I was waxing a bit poetic about “Nuance” recently and Eric Wittlake, as he’s wont to do, nudged me for examples. Because he’s a data guy and floaty opinions don’t mean much to him. He wants examples. And in the past couple of weeks, I had plenty of company talking about nuance. I’ll share some examples first about who else is talking about this and then I’ll jump in with why it matters.
Extra props to ITSMA for actually using the word “Nuance” in their piece:
Does your thought leadership read like a book report? All facts, no nuance? Winning is in the nuance. Repositioning for SMAC: 7 Rules for a New Era
“If marketing stopped talking about leads, and started focusing on relationships, how would that change their execution? How might it affect the importance they place on managing and nurturing existing leads vs. constantly generating new clicks and entry points?”
In fact, Matt’s first line is really all about nuanced levels of understanding: “Sales has had this right all along. They may start with leads, but over time they are focused on turning those ‘contacts’ into trusted relationships.”
Ardath (she only needs one name like CHER) is up next with this tweet about missing nuance:
@ardath421: I tell salesperson “I’m not your buyer” Resp: “Yes, but you can sell us to your clients, so I need you to watch our demo” Ugh!
And all Amber Naslund is asking for in her post about connecting on LinkedIn is a little finesse mixed with some nuance:
Money line: ”Because I’m open about it, I get lots of notes from people within a day of our connection trying to sell me their stuff. Instead of launching straight into the make-out session, let’s have coffee first.”
The single biggest block (floaty opinion alert) to B2Bs selling more efficaciously is such limited understanding of how important nuance is.
We get Automation. We get Color Psychology. We apparently get excited about Automators releasing coloring books. Whatevs. We get Process. We kinda get training (on Automation, Process). We at least pretend to get Mentoring, Coaching. We clearly get tactical overproduction. We get dials. We get touches.
We. Get. It.
But we don’t get nuance. Marketers don’t get it. Sellers don’t get it.
It’s the single biggest block I see when coaching sales teams.

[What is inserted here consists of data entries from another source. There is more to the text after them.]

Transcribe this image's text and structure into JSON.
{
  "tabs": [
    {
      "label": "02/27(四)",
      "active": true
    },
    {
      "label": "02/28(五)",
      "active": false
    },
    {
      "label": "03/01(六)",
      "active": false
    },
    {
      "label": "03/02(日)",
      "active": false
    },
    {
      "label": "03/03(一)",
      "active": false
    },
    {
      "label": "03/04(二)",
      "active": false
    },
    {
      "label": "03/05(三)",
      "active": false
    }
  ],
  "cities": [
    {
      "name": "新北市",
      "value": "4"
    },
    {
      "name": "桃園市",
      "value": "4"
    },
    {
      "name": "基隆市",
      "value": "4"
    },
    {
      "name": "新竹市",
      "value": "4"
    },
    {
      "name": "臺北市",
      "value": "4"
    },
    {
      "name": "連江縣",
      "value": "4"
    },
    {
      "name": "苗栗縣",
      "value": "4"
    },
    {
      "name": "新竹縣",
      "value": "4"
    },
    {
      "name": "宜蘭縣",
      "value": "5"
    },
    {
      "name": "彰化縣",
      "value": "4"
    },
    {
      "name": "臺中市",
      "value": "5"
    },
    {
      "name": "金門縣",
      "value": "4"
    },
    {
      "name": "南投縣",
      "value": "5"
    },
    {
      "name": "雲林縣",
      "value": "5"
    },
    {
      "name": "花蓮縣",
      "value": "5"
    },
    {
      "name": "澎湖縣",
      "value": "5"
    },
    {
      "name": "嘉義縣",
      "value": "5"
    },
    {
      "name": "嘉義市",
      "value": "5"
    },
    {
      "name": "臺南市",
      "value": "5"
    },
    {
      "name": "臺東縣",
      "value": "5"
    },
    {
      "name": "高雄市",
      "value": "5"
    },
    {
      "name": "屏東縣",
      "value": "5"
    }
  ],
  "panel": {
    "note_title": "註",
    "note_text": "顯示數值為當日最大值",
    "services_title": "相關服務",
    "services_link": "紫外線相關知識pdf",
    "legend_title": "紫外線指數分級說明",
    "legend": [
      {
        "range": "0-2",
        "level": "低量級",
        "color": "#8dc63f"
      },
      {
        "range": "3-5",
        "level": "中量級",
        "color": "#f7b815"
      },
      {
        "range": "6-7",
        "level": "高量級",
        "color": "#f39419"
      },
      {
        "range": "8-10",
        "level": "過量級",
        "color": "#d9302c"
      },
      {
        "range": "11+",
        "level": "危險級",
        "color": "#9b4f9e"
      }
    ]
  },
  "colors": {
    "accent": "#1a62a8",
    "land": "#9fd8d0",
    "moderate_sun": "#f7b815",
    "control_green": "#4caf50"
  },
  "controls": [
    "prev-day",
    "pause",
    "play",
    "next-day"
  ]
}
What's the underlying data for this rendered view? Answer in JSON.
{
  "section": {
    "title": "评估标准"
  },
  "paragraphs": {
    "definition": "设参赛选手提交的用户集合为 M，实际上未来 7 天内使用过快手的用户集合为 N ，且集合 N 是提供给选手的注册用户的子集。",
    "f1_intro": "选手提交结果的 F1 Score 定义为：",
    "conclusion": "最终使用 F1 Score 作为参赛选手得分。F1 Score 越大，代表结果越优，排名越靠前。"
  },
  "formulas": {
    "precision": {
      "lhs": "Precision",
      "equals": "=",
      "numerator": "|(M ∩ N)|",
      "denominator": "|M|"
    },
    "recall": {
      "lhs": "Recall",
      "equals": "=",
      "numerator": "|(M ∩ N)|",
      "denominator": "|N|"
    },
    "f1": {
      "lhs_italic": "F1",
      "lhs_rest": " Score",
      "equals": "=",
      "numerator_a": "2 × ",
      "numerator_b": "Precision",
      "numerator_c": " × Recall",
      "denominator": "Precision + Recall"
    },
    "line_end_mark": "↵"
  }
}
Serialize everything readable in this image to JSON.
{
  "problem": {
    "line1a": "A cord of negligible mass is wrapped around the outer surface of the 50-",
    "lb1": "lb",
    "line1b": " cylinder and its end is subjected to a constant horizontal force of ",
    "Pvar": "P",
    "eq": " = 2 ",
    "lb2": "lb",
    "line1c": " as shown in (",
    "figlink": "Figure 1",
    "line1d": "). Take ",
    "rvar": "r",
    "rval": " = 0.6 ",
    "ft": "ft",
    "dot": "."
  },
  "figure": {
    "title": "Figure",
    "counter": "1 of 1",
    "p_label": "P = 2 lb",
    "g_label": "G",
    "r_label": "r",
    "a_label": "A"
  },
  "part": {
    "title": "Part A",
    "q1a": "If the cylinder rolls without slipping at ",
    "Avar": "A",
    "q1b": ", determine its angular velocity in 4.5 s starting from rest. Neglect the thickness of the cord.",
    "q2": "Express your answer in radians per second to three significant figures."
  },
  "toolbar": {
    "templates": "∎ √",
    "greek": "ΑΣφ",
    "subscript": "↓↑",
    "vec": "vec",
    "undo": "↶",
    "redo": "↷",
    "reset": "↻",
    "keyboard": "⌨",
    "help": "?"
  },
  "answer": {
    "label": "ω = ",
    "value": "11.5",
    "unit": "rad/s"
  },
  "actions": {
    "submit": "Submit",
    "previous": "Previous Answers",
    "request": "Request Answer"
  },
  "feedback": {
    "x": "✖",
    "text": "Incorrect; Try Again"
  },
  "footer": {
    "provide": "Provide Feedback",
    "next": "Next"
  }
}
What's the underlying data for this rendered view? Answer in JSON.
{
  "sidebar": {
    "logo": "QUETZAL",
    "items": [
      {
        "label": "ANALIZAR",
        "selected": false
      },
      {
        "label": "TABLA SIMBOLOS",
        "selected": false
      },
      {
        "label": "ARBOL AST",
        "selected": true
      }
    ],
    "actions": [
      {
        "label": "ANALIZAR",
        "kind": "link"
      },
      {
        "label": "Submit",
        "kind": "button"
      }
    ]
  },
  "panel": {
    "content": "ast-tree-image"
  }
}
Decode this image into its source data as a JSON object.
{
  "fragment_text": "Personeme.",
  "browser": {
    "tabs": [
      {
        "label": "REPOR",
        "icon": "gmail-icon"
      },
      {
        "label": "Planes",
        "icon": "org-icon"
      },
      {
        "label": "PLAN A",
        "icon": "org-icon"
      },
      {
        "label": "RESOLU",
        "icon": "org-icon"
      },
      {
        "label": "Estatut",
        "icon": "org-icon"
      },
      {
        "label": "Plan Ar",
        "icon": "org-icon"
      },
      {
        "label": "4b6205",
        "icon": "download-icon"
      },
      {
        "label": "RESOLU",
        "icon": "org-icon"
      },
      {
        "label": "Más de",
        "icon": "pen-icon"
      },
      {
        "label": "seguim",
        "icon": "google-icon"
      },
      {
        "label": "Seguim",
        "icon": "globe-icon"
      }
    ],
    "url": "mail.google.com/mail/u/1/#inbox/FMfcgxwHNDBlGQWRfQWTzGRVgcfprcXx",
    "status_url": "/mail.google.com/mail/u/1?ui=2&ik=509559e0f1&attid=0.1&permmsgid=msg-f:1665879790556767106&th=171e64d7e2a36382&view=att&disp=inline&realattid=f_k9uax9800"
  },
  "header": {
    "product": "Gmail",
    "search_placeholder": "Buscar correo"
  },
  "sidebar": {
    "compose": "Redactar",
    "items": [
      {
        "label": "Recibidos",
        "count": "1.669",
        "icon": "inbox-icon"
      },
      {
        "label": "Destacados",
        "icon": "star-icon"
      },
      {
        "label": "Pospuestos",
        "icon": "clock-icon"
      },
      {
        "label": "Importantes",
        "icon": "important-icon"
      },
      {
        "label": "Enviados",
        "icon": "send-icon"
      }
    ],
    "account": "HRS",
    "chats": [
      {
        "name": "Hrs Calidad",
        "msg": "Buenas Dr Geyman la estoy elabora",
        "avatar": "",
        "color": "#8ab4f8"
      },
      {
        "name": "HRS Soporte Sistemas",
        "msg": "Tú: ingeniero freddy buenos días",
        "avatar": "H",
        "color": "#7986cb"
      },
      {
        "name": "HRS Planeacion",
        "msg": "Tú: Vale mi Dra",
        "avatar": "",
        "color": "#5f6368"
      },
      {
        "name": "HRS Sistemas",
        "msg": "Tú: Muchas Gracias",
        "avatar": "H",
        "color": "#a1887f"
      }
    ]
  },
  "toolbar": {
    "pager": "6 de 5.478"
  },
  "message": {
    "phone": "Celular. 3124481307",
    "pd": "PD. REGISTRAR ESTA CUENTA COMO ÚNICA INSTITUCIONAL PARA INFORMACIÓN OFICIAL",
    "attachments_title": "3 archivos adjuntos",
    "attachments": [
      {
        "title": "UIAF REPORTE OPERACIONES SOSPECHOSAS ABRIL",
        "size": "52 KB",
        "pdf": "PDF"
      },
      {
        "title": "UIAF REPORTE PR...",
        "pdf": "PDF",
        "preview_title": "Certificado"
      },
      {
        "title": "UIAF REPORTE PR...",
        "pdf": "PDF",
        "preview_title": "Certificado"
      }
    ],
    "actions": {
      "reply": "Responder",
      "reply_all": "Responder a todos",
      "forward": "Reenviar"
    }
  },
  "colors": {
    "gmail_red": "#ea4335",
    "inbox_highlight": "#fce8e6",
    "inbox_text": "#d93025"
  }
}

And you can see from this small sample above that I’m not the only one bugged by it.
It doesn’t matter how great (*mammoth) the entire sales and marketing process is, if the sales person flubs the first 1:1 interaction, that’s almost impossible to set right. And when marketers add more tone-deaf clutter, it just increases the noise to signal ratio.
My recommendation: Let’s redirect 10% of the resources going towards clutter production (*marketing) and provide some training in nuance to our sales teams.